Nel caso concreto la censura è accolta dai giudici di merito. Questi ultimi evidenziano tra l’altro che, in uno dei procedimenti penali promossi a carico di un contribuente, il GIP aveva disposto l’archiviazione proprio in ragione della provenienza illecita dei documenti e in base all’art. 191 c.p.p., a norma del quale «le prove acquisite in violazione dei divieti stabiliti dalla legge non possono essere utilizzate». L’Agenzia delle Entrate ricorre in cassazione, invocando la piena efficacia probatoria nell’ordinamento interno della documentazione acquisita.
SOLUZIONE
[1] La Cassazione accoglie il ricorso dell’Agenzia delle Entrate. Ai fini che interessano, la Suprema Corte osserva che il divieto sancito dall’art. 191 c.p.p. di utilizzare le prove acquisite in violazione dei divieti stabiliti dalla legge (come le disposizioni correlate quali gli artt. 240 c.p.p. e 220 att. c.p.p.) è regola interna al processo penale che non può estendersi agli altri ambiti della tutela giurisdizionale. Ritiene, quindi, che l’irrituale acquisizione delle prove non ne escluda l’utilizzabilità nel processo tributario «in mancanza di una specifica previsione in tal senso» e salvi «i casi in cui viene in discussione la tutela dei diritti fondamentali di rango costituzionale» – ipotesi che non ricorrerebbero nel caso concreto. Aggiunge che gli illeciti commessi a monte «dall’autore materiale della lista» non inficiano di per sé l’attività del fisco italiano, il quale ha acquisito i documenti trasmessigli dalle autorità francesi nel pieno rispetto delle norme che regolano la materia (in primo luogo della dir. 77/799/CEE e dell’art. 31 bis d.p.r. 29 settembre 1973, n. 600, vigenti ratione temporis, che tra l’altro non gli impongono di controllare autenticità e attendibilità della documentazione acquisita da altro Stato membro). Infine non è opponibile il diritto alla riservatezza, che, per quanto costituzionalmente rilevante, «è sicuramente recessivo di fronte al dovere inderogabile imposto ad ogni contribuente dall’art. 53 della Costituzione».
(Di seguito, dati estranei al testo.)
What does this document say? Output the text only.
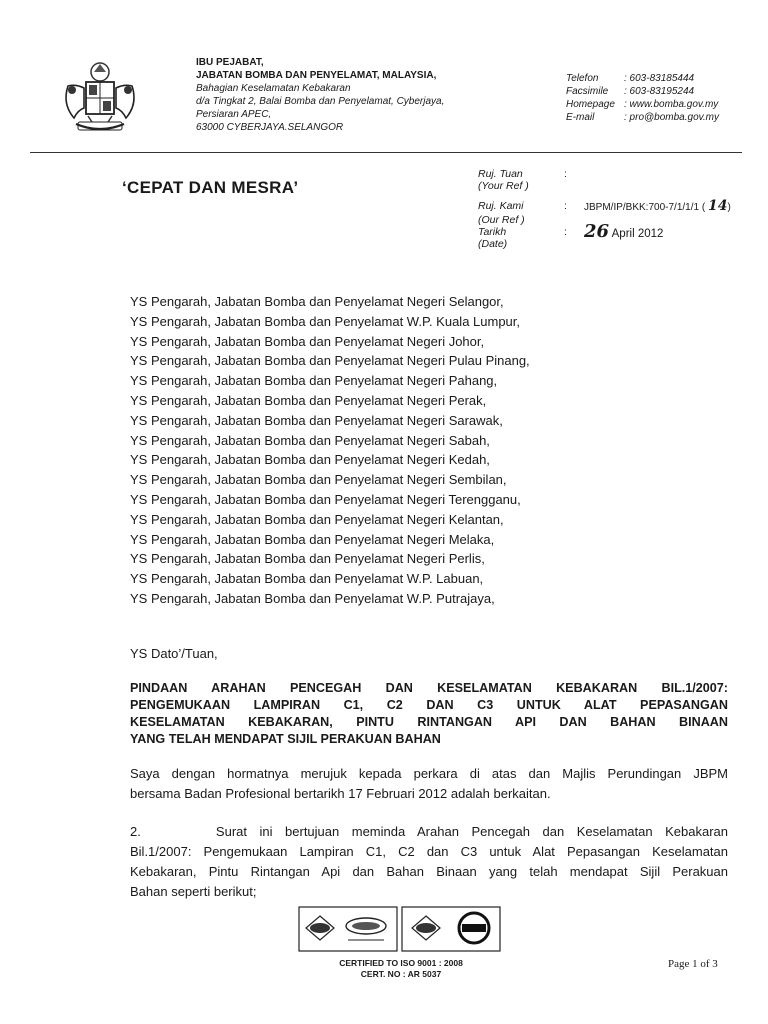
IBU PEJABAT,
JABATAN BOMBA DAN PENYELAMAT, MALAYSIA,
Bahagian Keselamatan Kebakaran
d/a Tingkat 2, Balai Bomba dan Penyelamat, Cyberjaya,
Persiaran APEC,
63000 CYBERJAYA.SELANGOR
Telefon	: 603-83185444
Facsimile	: 603-83195244
Homepage	: www.bomba.gov.my
E-mail	: pro@bomba.gov.my
‘CEPAT DAN MESRA’
Ruj. Tuan	:	
(Your Ref )		

Ruj. Kami	:	JBPM/IP/BKK:700-7/1/1/1 ( 14)
(Our Ref )		
Tarikh	:	26 April 2012
(Date)		
YS Pengarah, Jabatan Bomba dan Penyelamat Negeri Selangor,
YS Pengarah, Jabatan Bomba dan Penyelamat W.P. Kuala Lumpur,
YS Pengarah, Jabatan Bomba dan Penyelamat Negeri Johor,
YS Pengarah, Jabatan Bomba dan Penyelamat Negeri Pulau Pinang,
YS Pengarah, Jabatan Bomba dan Penyelamat Negeri Pahang,
YS Pengarah, Jabatan Bomba dan Penyelamat Negeri Perak,
YS Pengarah, Jabatan Bomba dan Penyelamat Negeri Sarawak,
YS Pengarah, Jabatan Bomba dan Penyelamat Negeri Sabah,
YS Pengarah, Jabatan Bomba dan Penyelamat Negeri Kedah,
YS Pengarah, Jabatan Bomba dan Penyelamat Negeri Sembilan,
YS Pengarah, Jabatan Bomba dan Penyelamat Negeri Terengganu,
YS Pengarah, Jabatan Bomba dan Penyelamat Negeri Kelantan,
YS Pengarah, Jabatan Bomba dan Penyelamat Negeri Melaka,
YS Pengarah, Jabatan Bomba dan Penyelamat Negeri Perlis,
YS Pengarah, Jabatan Bomba dan Penyelamat W.P. Labuan,
YS Pengarah, Jabatan Bomba dan Penyelamat W.P. Putrajaya,
YS Dato’/Tuan,
PINDAAN ARAHAN PENCEGAH DAN KESELAMATAN KEBAKARAN BIL.1/2007:
PENGEMUKAAN LAMPIRAN C1, C2 DAN C3 UNTUK ALAT PEPASANGAN
KESELAMATAN KEBAKARAN, PINTU RINTANGAN API DAN BAHAN BINAAN
YANG TELAH MENDAPAT SIJIL PERAKUAN BAHAN
Saya dengan hormatnya merujuk kepada perkara di atas dan Majlis Perundingan JBPM
bersama Badan Profesional bertarikh 17 Februari 2012 adalah berkaitan.
2.      Surat ini bertujuan meminda Arahan Pencegah dan Keselamatan Kebakaran
Bil.1/2007: Pengemukaan Lampiran C1, C2 dan C3 untuk Alat Pepasangan Keselamatan
Kebakaran, Pintu Rintangan Api dan Bahan Binaan yang telah mendapat Sijil Perakuan
Bahan seperti berikut;
CERTIFIED TO ISO 9001 : 2008
CERT. NO : AR 5037
Page 1 of 3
Dunque i dati contenuti nella «lista Falciani» sono utilizzabili nel processo tributario. Salvo avvertire che, una volta acquisiti, essi non assurgono a prova legale e la loro rispondenza al vero può essere confutata nei modi ordinari; ragione per cui la Cassazione rinvia la causa alla competente Commissione tributaria regionale perché valuti «se i dati contenuti nella lista Falciani siano attendibili anche attraverso il riscontro on le difese del contribuente.»
QUESTIONI
[1] Sui contenziosi generati dalla «lista Falciani» non constano precedenti della Suprema Corte sullo specifico tema della sua utilizzabilità nel contenzioso tributario; per cui la pronuncia in commento (subito «doppiata» dalla coeva Cass., 8606/2015) assume senz’altro carattere di leading decision. La giurisprudenza di merito risultava finora divisa. In senso sostanzialmente conforme alla decisione annotata v. ad es. Comm. trib. prov. Reggio Emilia, 18 maggio 2012, n. 198, in www.fiscoediritto.it; Comm. trib. reg. Lombardia, 27 febbraio 2014, n. 1072, segnalata fra i tanti in www.ilsole24ore.com; Comm. trib. prov. Milano, 6 maggio 2013, n. 152, in www.italiaoggi.it. Contra, nel senso dell’inutilizzabilità, Comm. trib. reg. Lombardia, 28 gennaio 2013, n. 11, in Corr. trib., 2013, 892; Comm. trib. prov. Varese, 8 aprile 2013, n. 62, in www.ilsole24ore.com.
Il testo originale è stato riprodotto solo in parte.